Al-Khansâ’ lui dit : « Malheur à toi, il voulait dire : "Donne lui une récompense généreuse !!" »
Puis, elle retourna voir Al-Hajjâj et lui dit : « Par Allâh, il a failli m’amputer de la langue ! »
Il en est de même pour les Littéralistes qui ne se sont pas contentés d’accepter les textes tels quels. Car celui qui lit les versets et les hadiths sans rien ajouter, nul reproche à lui faire, et ceci est la méthode du Salaf.
Mais celui qui affirme que le hadith implique ceci, ou se comprend de telle manière, comme par exemple le fait de dire : « Il S’est établi sur le Trône en personne (bi-Dhâtihi) », et « Il descend au ciel inférieur en personne (bi-Dhâtihi) » ; il s’agit là d’ajouts compris par l’auteur de ses paroles, issus de sa perception personnelle et non du texte !! Je reste étonné de cet homme andaloux du nom d’Ibn ʿAbd Al-Barr [6] l’auteur du livre intitulé At-Tamhîd, dans lequel il mentionna le hadith de la descente d’Allâh au ciel inférieur, et commenta : « Ceci prouve qu’Il est sur le Trône, sinon la parole (du Prophète) "Il descend" n’aurait aucun sens ! »
Ces paroles ne peuvent émaner que d’un homme méconnaissant Allâh — Exalté soit-Il —, car celui-là jaugea l’attribut d’Allâh à l’aune de sa connaissance de la descente des corps acquise de manière sensorielle ! Où en sont ces gens de l’attachement aux Textes ? Ils prononcèrent les pires paroles que peuvent proférer les Allégoristes, puis ils critiquèrent les adeptes du Kalâm...
Sache, chercheur de la guidée, que nous tenons deux principes fondamentaux tirés de la raison et de la tradition, à l’aune desquels on jauge toutes les narrations.
Au plan de la tradition, nous avons Sa Parole — Exalté soit-Il — : « Rien ne Lui ressemble. » [7] Celui qui comprend cela, n’interprètera jamais un attribut divin selon le sens dicté par son expérience sensorielle.

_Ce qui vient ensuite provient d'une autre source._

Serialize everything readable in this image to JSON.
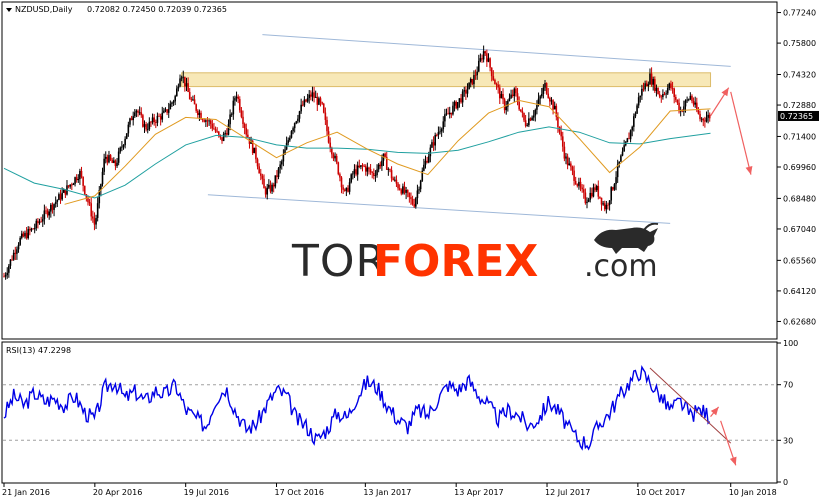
{
  "chart_data": [
    {
      "type": "candlestick",
      "title": "NZDUSD,Daily",
      "ohlc_values": "0.72082 0.72450 0.72039 0.72365",
      "last_price": "0.72365",
      "ylim": [
        0.619,
        0.7769
      ],
      "y_ticks": [
        "0.77240",
        "0.75800",
        "0.74320",
        "0.72880",
        "0.71400",
        "0.69960",
        "0.68480",
        "0.67040",
        "0.65560",
        "0.64120",
        "0.62680"
      ],
      "x_ticks": [
        "21 Jan 2016",
        "20 Apr 2016",
        "19 Jul 2016",
        "17 Oct 2016",
        "13 Jan 2017",
        "13 Apr 2017",
        "12 Jul 2017",
        "10 Oct 2017",
        "10 Jan 2018"
      ],
      "x_tick_days": [
        0,
        90,
        180,
        270,
        358,
        448,
        538,
        628,
        720
      ],
      "price_path": [
        [
          0,
          0.648
        ],
        [
          15,
          0.665
        ],
        [
          30,
          0.671
        ],
        [
          45,
          0.68
        ],
        [
          60,
          0.688
        ],
        [
          75,
          0.697
        ],
        [
          90,
          0.672
        ],
        [
          100,
          0.705
        ],
        [
          110,
          0.7
        ],
        [
          120,
          0.714
        ],
        [
          130,
          0.728
        ],
        [
          140,
          0.718
        ],
        [
          150,
          0.722
        ],
        [
          160,
          0.725
        ],
        [
          170,
          0.733
        ],
        [
          175,
          0.745
        ],
        [
          185,
          0.731
        ],
        [
          195,
          0.724
        ],
        [
          205,
          0.72
        ],
        [
          215,
          0.712
        ],
        [
          222,
          0.718
        ],
        [
          230,
          0.735
        ],
        [
          240,
          0.716
        ],
        [
          250,
          0.704
        ],
        [
          258,
          0.688
        ],
        [
          266,
          0.69
        ],
        [
          276,
          0.703
        ],
        [
          285,
          0.718
        ],
        [
          295,
          0.728
        ],
        [
          305,
          0.734
        ],
        [
          315,
          0.728
        ],
        [
          322,
          0.712
        ],
        [
          330,
          0.7
        ],
        [
          338,
          0.686
        ],
        [
          346,
          0.697
        ],
        [
          356,
          0.7
        ],
        [
          366,
          0.696
        ],
        [
          376,
          0.704
        ],
        [
          386,
          0.693
        ],
        [
          396,
          0.688
        ],
        [
          406,
          0.682
        ],
        [
          416,
          0.7
        ],
        [
          426,
          0.712
        ],
        [
          436,
          0.722
        ],
        [
          446,
          0.728
        ],
        [
          456,
          0.734
        ],
        [
          466,
          0.742
        ],
        [
          476,
          0.755
        ],
        [
          486,
          0.74
        ],
        [
          496,
          0.728
        ],
        [
          506,
          0.735
        ],
        [
          516,
          0.72
        ],
        [
          526,
          0.726
        ],
        [
          536,
          0.738
        ],
        [
          546,
          0.726
        ],
        [
          556,
          0.704
        ],
        [
          566,
          0.694
        ],
        [
          576,
          0.684
        ],
        [
          586,
          0.69
        ],
        [
          596,
          0.68
        ],
        [
          603,
          0.69
        ],
        [
          610,
          0.702
        ],
        [
          620,
          0.715
        ],
        [
          630,
          0.734
        ],
        [
          640,
          0.742
        ],
        [
          650,
          0.733
        ],
        [
          660,
          0.738
        ],
        [
          670,
          0.726
        ],
        [
          680,
          0.733
        ],
        [
          690,
          0.722
        ],
        [
          700,
          0.7237
        ]
      ],
      "ma_slow": [
        [
          0,
          0.699
        ],
        [
          30,
          0.692
        ],
        [
          60,
          0.689
        ],
        [
          90,
          0.685
        ],
        [
          120,
          0.691
        ],
        [
          150,
          0.701
        ],
        [
          180,
          0.71
        ],
        [
          210,
          0.7145
        ],
        [
          240,
          0.7135
        ],
        [
          270,
          0.71
        ],
        [
          300,
          0.7085
        ],
        [
          330,
          0.7085
        ],
        [
          360,
          0.708
        ],
        [
          390,
          0.7065
        ],
        [
          420,
          0.706
        ],
        [
          450,
          0.7075
        ],
        [
          480,
          0.7115
        ],
        [
          510,
          0.716
        ],
        [
          540,
          0.7185
        ],
        [
          570,
          0.716
        ],
        [
          600,
          0.711
        ],
        [
          630,
          0.7105
        ],
        [
          660,
          0.713
        ],
        [
          700,
          0.7155
        ]
      ],
      "ma_fast": [
        [
          60,
          0.682
        ],
        [
          90,
          0.686
        ],
        [
          120,
          0.7
        ],
        [
          150,
          0.715
        ],
        [
          180,
          0.723
        ],
        [
          210,
          0.722
        ],
        [
          240,
          0.713
        ],
        [
          270,
          0.704
        ],
        [
          300,
          0.711
        ],
        [
          330,
          0.716
        ],
        [
          360,
          0.708
        ],
        [
          390,
          0.701
        ],
        [
          420,
          0.696
        ],
        [
          450,
          0.712
        ],
        [
          480,
          0.725
        ],
        [
          510,
          0.731
        ],
        [
          540,
          0.728
        ],
        [
          570,
          0.713
        ],
        [
          600,
          0.697
        ],
        [
          630,
          0.709
        ],
        [
          660,
          0.726
        ],
        [
          700,
          0.727
        ]
      ],
      "resistance_zone": {
        "x": [
          176,
          700
        ],
        "y": [
          0.7375,
          0.744
        ]
      },
      "channel_upper": [
        [
          256,
          0.762
        ],
        [
          720,
          0.747
        ]
      ],
      "channel_lower": [
        [
          202,
          0.6865
        ],
        [
          660,
          0.673
        ]
      ],
      "forecast_arrows": [
        [
          [
            700,
            0.7237
          ],
          [
            718,
            0.737
          ]
        ],
        [
          [
            720,
            0.735
          ],
          [
            740,
            0.696
          ]
        ]
      ]
    },
    {
      "type": "line",
      "title": "RSI(13) 47.2298",
      "ylim": [
        0,
        100
      ],
      "y_ticks": [
        "100",
        "70",
        "30",
        "0"
      ],
      "level_lines": [
        70,
        30
      ],
      "rsi": [
        [
          0,
          48
        ],
        [
          10,
          62
        ],
        [
          20,
          55
        ],
        [
          30,
          64
        ],
        [
          40,
          58
        ],
        [
          50,
          60
        ],
        [
          60,
          55
        ],
        [
          70,
          62
        ],
        [
          80,
          50
        ],
        [
          90,
          45
        ],
        [
          100,
          68
        ],
        [
          110,
          72
        ],
        [
          120,
          60
        ],
        [
          130,
          65
        ],
        [
          140,
          58
        ],
        [
          150,
          66
        ],
        [
          160,
          63
        ],
        [
          170,
          70
        ],
        [
          180,
          52
        ],
        [
          190,
          46
        ],
        [
          200,
          40
        ],
        [
          210,
          60
        ],
        [
          220,
          68
        ],
        [
          230,
          50
        ],
        [
          240,
          38
        ],
        [
          250,
          42
        ],
        [
          260,
          55
        ],
        [
          270,
          66
        ],
        [
          280,
          62
        ],
        [
          290,
          45
        ],
        [
          300,
          40
        ],
        [
          310,
          30
        ],
        [
          320,
          38
        ],
        [
          330,
          50
        ],
        [
          340,
          46
        ],
        [
          350,
          62
        ],
        [
          360,
          72
        ],
        [
          370,
          68
        ],
        [
          380,
          55
        ],
        [
          390,
          45
        ],
        [
          400,
          40
        ],
        [
          410,
          52
        ],
        [
          420,
          48
        ],
        [
          430,
          60
        ],
        [
          440,
          70
        ],
        [
          450,
          66
        ],
        [
          460,
          73
        ],
        [
          470,
          63
        ],
        [
          480,
          55
        ],
        [
          490,
          45
        ],
        [
          500,
          52
        ],
        [
          510,
          48
        ],
        [
          520,
          40
        ],
        [
          530,
          46
        ],
        [
          540,
          58
        ],
        [
          550,
          50
        ],
        [
          560,
          38
        ],
        [
          570,
          30
        ],
        [
          580,
          28
        ],
        [
          590,
          42
        ],
        [
          600,
          50
        ],
        [
          610,
          62
        ],
        [
          620,
          72
        ],
        [
          630,
          80
        ],
        [
          640,
          72
        ],
        [
          650,
          62
        ],
        [
          660,
          52
        ],
        [
          670,
          58
        ],
        [
          680,
          48
        ],
        [
          690,
          52
        ],
        [
          700,
          47.2
        ]
      ],
      "trendline": [
        [
          640,
          82
        ],
        [
          720,
          28
        ]
      ],
      "forecast_arrows": [
        [
          [
            700,
            47
          ],
          [
            708,
            54
          ]
        ],
        [
          [
            710,
            44
          ],
          [
            725,
            12
          ]
        ]
      ]
    }
  ],
  "watermark": {
    "part1": "TOR",
    "part2": "FOREX",
    "part3": ".com"
  },
  "colors": {
    "bull": "#000000",
    "bear": "#cc0000",
    "ma_slow": "#20a0a0",
    "ma_fast": "#e09a20",
    "zone_fill": "#f7e6b0",
    "zone_stroke": "#d9b55a",
    "channel": "#9fb8d8",
    "rsi": "#0000e6",
    "arrow": "#f06060",
    "rsi_trend": "#a04040"
  }
}
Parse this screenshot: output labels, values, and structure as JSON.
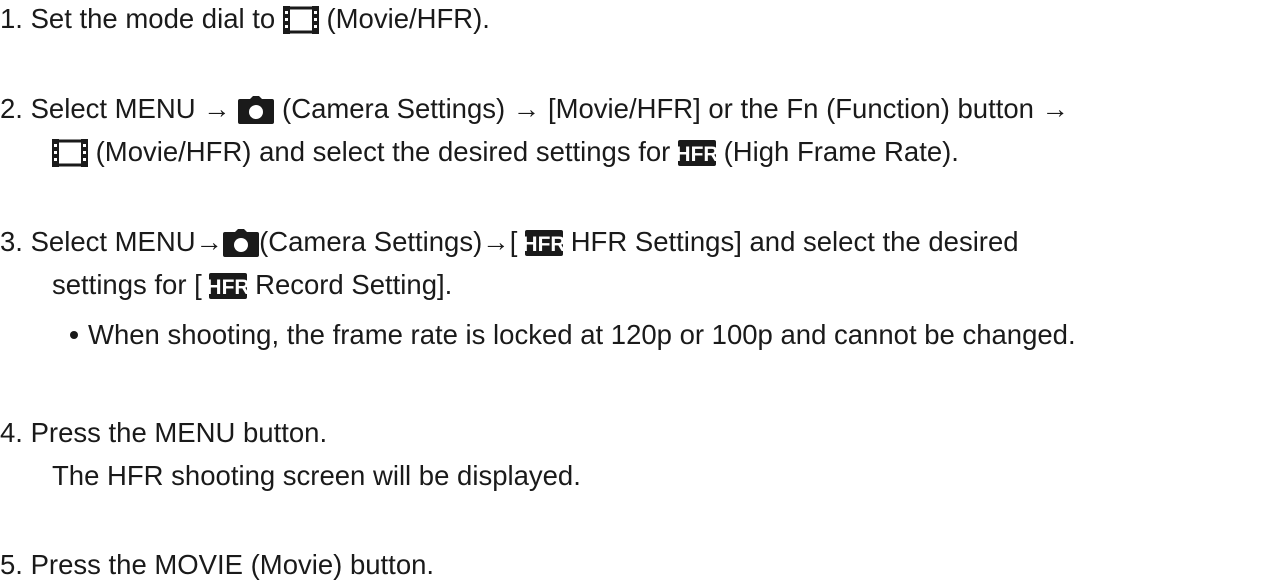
{
  "steps": [
    {
      "number": "1.",
      "text_a": "Set the mode dial to",
      "text_b": "(Movie/HFR)."
    },
    {
      "number": "2.",
      "text_a": "Select MENU →",
      "text_b": "(Camera Settings) → [Movie/HFR] or the Fn (Function) button →",
      "line2_text": "(Movie/HFR) and select the desired settings for",
      "line2_text_b": "(High Frame Rate)."
    },
    {
      "number": "3.",
      "text_a": "Select MENU→",
      "text_b": "(Camera Settings)→[",
      "text_c": "HFR Settings] and select the desired",
      "line2_text_a": "settings for [",
      "line2_text_b": "Record Setting].",
      "bullet": "When shooting, the frame rate is locked at 120p or 100p and cannot be changed."
    },
    {
      "number": "4.",
      "text": "Press the MENU button.",
      "line2_text": "The HFR shooting screen will be displayed."
    },
    {
      "number": "5.",
      "text": "Press the MOVIE (Movie) button."
    }
  ],
  "icons": {
    "movie": "movie-hfr-icon",
    "camera": "camera-settings-icon",
    "hfr": "hfr-icon",
    "hfr_label": "HFR"
  },
  "colors": {
    "text": "#1a1a1a",
    "icon_fill": "#1a1a1a",
    "icon_text": "#ffffff"
  }
}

Au plan de la raison, il est de notoriété que le Créateur est différent des créatures ; le caractère accidentel de ces dernières est prouvé par ce qu’elles sont sujettes aux changements, et aux émotions. De ce fait découle le Qidam [8] du Créateur. »
Puis Ibn Al-Jawzî — qu’Allâh lui fasse miséricorde — poursuivit l’explication de son point de vue, répondant aux Assimilationnistes et interprétant les textes dont la lettre pourrait faire accroire leurs thèses : « N’est-il pas rapporté dans le hadith authentique que la mort sera immolée entre le paradis et l’enfer ? » Puis il s’interrogea :
« Comment peut-on imaginer raisonnablement l’immolation de la mort ? Et comment interpréter ce hadith ?La réponse est que ces paroles sont citées à titre de parabole, et l’image rapportée vise à rapprocher l’idée de la propre mort de la mort et de l’éternité des gens dans ce qu’ils auront obtenu comme rétribution.

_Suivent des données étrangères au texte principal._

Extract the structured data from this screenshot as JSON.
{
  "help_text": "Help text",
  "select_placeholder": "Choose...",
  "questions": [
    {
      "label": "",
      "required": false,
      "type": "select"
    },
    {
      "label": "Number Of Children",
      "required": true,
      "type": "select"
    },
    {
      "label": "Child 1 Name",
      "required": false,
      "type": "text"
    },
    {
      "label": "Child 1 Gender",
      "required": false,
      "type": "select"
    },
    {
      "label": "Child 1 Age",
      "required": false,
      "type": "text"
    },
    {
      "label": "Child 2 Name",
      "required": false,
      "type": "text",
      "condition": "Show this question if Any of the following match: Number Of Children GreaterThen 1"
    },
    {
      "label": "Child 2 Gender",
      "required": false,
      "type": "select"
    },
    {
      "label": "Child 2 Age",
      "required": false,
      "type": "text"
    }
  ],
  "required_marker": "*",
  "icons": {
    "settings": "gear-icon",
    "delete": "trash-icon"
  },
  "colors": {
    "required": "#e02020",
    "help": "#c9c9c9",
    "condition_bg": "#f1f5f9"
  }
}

Il en est de même de la narration authentique selon laquelle les sourates Al-Baqarah et Âl ʿImrân viendront tels deux nuages. Les paroles ne sauraient être des nuages ! On entend par là la venue de la récompense de la récitation. Quelle preuve empêche l’interprétation de ces textes de manière littérale ? L’empêchement tient au fait avéré que les paroles ne ressemblent pas aux corps, et que la mort ne s’immole pas comme les bestiaux !!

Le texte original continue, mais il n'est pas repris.